En nihayet, refah ve bolluk içinde olanlarını sıkıntıya (veya azaba) uğrattığımızda, bakarsın ki onlar feryadı basarlar.
Boşuna sızlanmayın bugün! Zira bizden yardım göremeyeceksiniz.
Çünkü âyetlerim size okunurdu da, siz, buna karşı kibirlenerek arkanızı döner, geceleyin hezeyanlar savururdunuz.
Onlar bu sözü (Kur'an'ı) hiç düşünmediler mi? Yoksa kendilerine, daha önce geçmişteki atalarına gelmeyen bir şey mi geldi?
Yoksa Peygamberlerini henüz tanımadılar da bu yüzden mi onu inkâr ediyorlar.
Yoksa onda bir cinnet olduğunu mu söylüyorlar? Hayır; o, kendilerine hakkı getirmiştir. Onların çoğu ise haktan hoşlanmamaktadırlar.

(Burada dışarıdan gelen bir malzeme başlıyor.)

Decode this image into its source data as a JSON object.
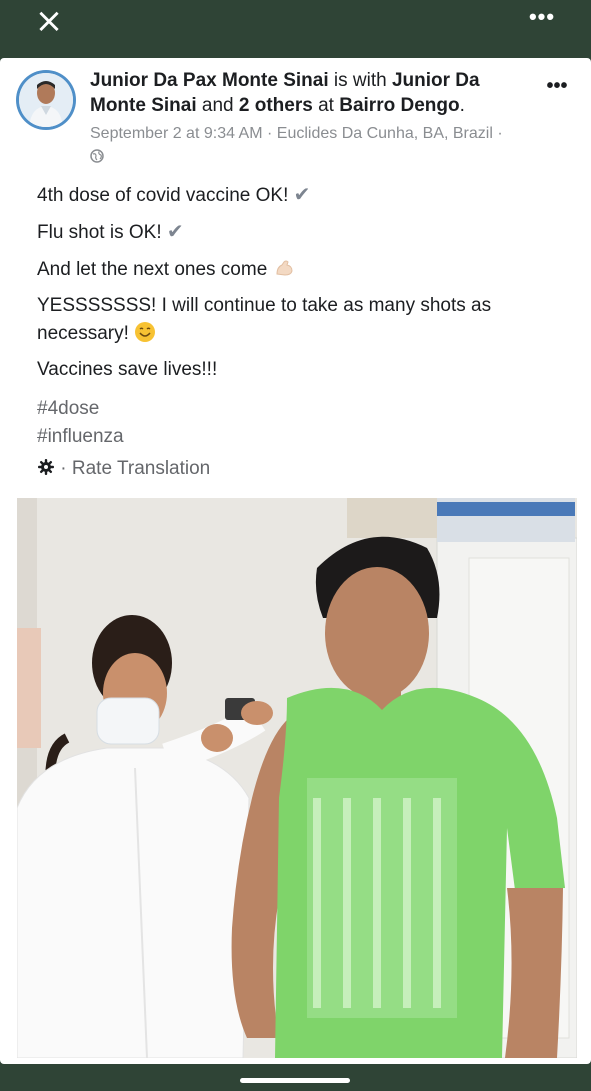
{
  "topbar": {
    "close_icon": "close-icon",
    "more_icon": "more-horizontal-icon"
  },
  "post": {
    "author": "Junior Da Pax Monte Sinai",
    "with_text": "is with",
    "tagged_user": "Junior Da Monte Sinai",
    "and_text": "and",
    "others": "2 others",
    "at_text": "at",
    "location_tag": "Bairro Dengo",
    "date": "September 2 at 9:34 AM",
    "place": "Euclides Da Cunha, BA, Brazil",
    "privacy_icon": "globe-icon",
    "lines": [
      "4th dose of covid vaccine OK!",
      "Flu shot is OK!",
      "And let the next ones come",
      "YESSSSSSS! I will continue to take as many shots as",
      "necessary!",
      "Vaccines save lives!!!"
    ],
    "hashtags": [
      "#4dose",
      "#influenza"
    ],
    "rate_translation": "Rate Translation"
  }
}
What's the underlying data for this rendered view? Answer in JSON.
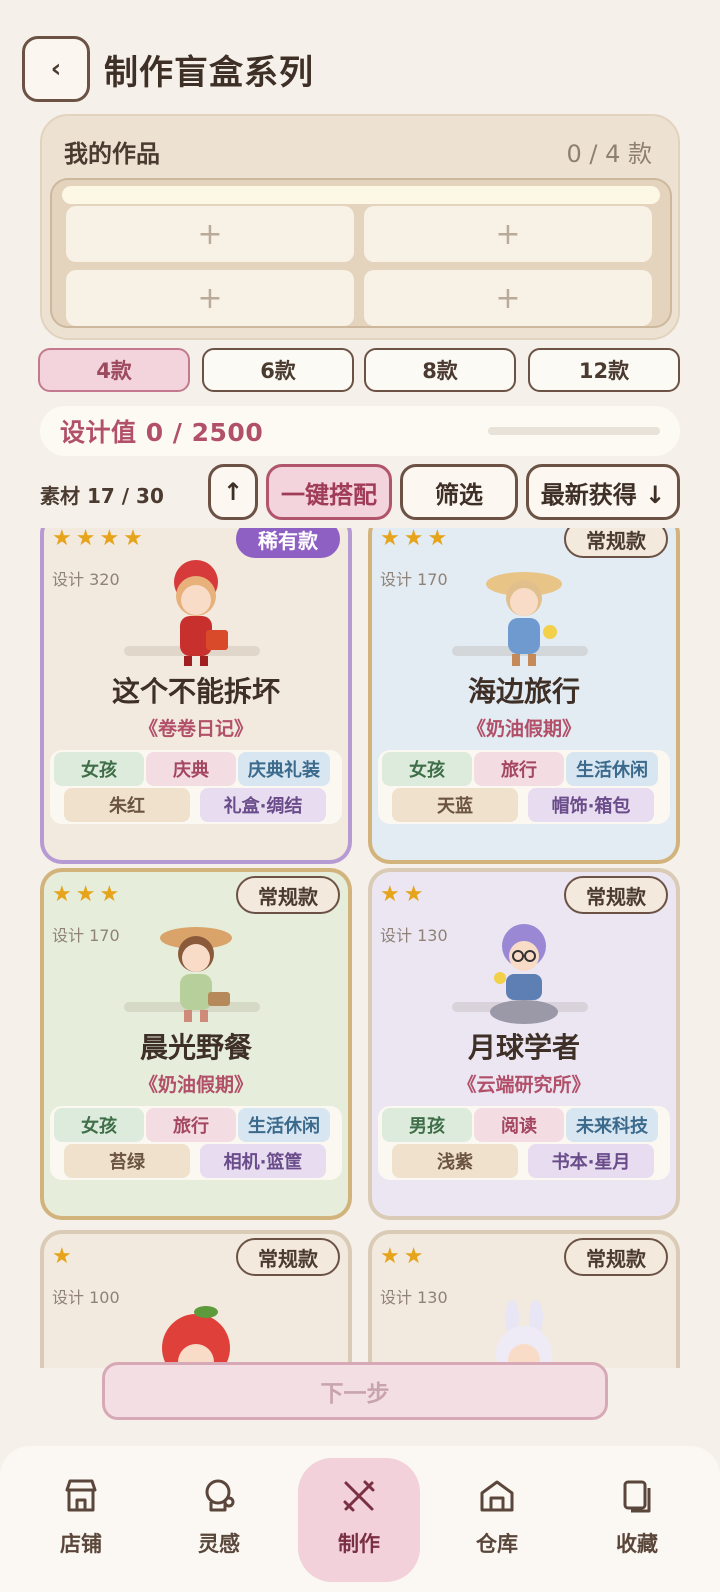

Eğer hak, onların kötü arzu ve isteklerine uysaydı, mutlaka gökler ve yer ile bunlarda bulunanlar bozulur giderdi. Hayır, biz onlara şan ve şereflerini getirdik; fakat onlar kendi şereflerine sırt çevirdiler.

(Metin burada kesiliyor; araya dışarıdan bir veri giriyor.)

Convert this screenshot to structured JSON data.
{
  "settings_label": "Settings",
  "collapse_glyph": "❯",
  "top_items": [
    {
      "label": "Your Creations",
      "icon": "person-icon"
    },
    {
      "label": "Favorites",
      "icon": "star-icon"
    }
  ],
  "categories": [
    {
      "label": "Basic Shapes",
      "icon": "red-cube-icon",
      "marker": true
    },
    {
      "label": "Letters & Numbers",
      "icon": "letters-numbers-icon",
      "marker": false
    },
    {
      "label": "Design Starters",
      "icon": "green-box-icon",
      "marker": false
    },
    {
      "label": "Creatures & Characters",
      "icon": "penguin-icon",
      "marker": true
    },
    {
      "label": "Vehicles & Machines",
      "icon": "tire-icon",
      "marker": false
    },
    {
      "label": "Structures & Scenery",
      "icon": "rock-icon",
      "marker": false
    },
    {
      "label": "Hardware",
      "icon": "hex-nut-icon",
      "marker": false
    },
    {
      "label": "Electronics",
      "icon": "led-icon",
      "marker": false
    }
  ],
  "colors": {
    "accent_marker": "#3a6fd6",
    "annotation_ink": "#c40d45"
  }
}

(Resûlüm!) Yoksa sen onlardan bir karşılık mı istiyorsun? Rabbinin vereceği daha hayırlıdır. O, rızık verenlerin en hayırlısıdır.
Gerçek şu ki sen onları doğru bir yola çağırıyorsun.
Ahirete inanmayanlar ise, ısrarla yoldan çıkmaktadırlar.” (Müminun Suresi 63-74 Âyet Meali)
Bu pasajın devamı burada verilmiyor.